Main Function for Genomic Distance Calculation and Phylogenetic Tree Construction
fit.RdThis function computes genomic distances between samples with flexible distance-function selection, processes the data, and constructs a phylogenetic tree. It supports distinct metrics for greedy (G) and breakage–fusion–bridge (BFB; B) distance calculations.
Arguments
- data
Input data frame with columns:
cell_id— Cell identifierchr— Chromosome namestart— Start of genomic binend— End of genomic binCN— Total copy numberA— Copy number of allele AB— Copy number of allele B
- chromosomes
Vector of chromosomes to include (default:
c(1:22, "X", "Y")).- alleles
Alleles to consider (default:
c("A","B"); alternative:"CN").- k_jitter_fix
Numeric jitter factor for numerical stability (default:
0).- bfb_penalty
Penalty to apply to BFB events (default:
0). Ignored ifb_dist_func = NULL.- tree_func
Function used to build the tree from the final distance matrix (default:
ape::nj).- fillna
Value to fill
NAentries in pre-processing (default:0).- g_dist_func
Name of the greedy (G) distance function. Must be one of
names(G_DISTS)(default:"greedy_fast").- b_dist_func
Name of the BFB (B) distance function. Must be one of
names(B_DISTS). Set toNULLto disable the BFB stage and run a greedy-only analysis (default:"bfb_fast").- ...
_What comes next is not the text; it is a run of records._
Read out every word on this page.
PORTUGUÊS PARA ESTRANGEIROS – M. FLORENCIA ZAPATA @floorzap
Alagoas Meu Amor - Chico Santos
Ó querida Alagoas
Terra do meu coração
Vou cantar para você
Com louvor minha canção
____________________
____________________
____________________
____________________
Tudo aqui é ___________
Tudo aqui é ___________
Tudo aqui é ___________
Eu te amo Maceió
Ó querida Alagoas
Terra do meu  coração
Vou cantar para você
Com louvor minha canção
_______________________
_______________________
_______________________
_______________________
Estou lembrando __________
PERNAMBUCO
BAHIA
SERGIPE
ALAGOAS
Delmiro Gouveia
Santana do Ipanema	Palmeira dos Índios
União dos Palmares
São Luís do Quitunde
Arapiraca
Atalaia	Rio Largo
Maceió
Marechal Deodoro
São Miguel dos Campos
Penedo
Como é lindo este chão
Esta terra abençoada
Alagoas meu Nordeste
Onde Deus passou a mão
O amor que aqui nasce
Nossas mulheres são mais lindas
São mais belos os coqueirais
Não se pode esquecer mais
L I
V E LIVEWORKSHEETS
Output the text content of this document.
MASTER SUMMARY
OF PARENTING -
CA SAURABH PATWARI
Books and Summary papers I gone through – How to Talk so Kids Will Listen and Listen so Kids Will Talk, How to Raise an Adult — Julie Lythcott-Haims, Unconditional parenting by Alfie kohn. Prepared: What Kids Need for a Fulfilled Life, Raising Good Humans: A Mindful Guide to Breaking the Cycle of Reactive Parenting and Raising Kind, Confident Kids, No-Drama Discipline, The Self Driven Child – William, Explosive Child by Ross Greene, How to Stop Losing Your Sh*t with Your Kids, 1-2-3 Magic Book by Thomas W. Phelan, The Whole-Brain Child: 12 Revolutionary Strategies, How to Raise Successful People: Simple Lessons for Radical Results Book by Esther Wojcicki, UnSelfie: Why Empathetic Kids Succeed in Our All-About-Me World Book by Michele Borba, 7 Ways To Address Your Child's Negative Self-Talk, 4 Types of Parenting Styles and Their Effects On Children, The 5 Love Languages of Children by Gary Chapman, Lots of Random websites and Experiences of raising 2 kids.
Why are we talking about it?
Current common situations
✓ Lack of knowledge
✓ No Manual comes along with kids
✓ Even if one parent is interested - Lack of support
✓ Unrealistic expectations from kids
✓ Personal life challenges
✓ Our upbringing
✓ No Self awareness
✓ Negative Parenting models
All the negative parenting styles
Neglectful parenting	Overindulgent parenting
Additional arguments passed to downstream helpers.
Value
A list with:
tree— The constructed phylogenetic tree (rooted, diploid removed)all_input_Xs— Processed input dataD— Final distance matrixgreedy_Ds— Per-chromosome/allele greedy distance matricesavg_Ds— Per-chromosome/allele balanced (G vs B) distance matrices; ifb_dist_func = NULL, thenavg_Dsequalsgreedy_Dsg_dist_func— Name of the G distance function usedb_dist_func— Name of the B distance function used (orNULL)
Details
The pipeline performs:
Validation of selected distance functions
Input pre-processing and diploid augmentation
Computation of greedy (G) distances
Optional BFB stage: if
b_dist_funcis provided, BFB (B) distances are computed and merged with G; ifb_dist_func = NULL, the BFB stage is skipped andavg_Ds <- greedy_Ds(greedy-only analysis). In theNULLcase,bfb_penaltyis ignored.Merging to minimal distances and optional allele summation
Tree construction via
tree_func
Available functions can be inspected with names(G_DISTS) and names(B_DISTS).
Using b_dist_func = NULL is useful for ablation studies, speed-ups, or when
BFB modelling is not desired; results reduce to the greedy metric.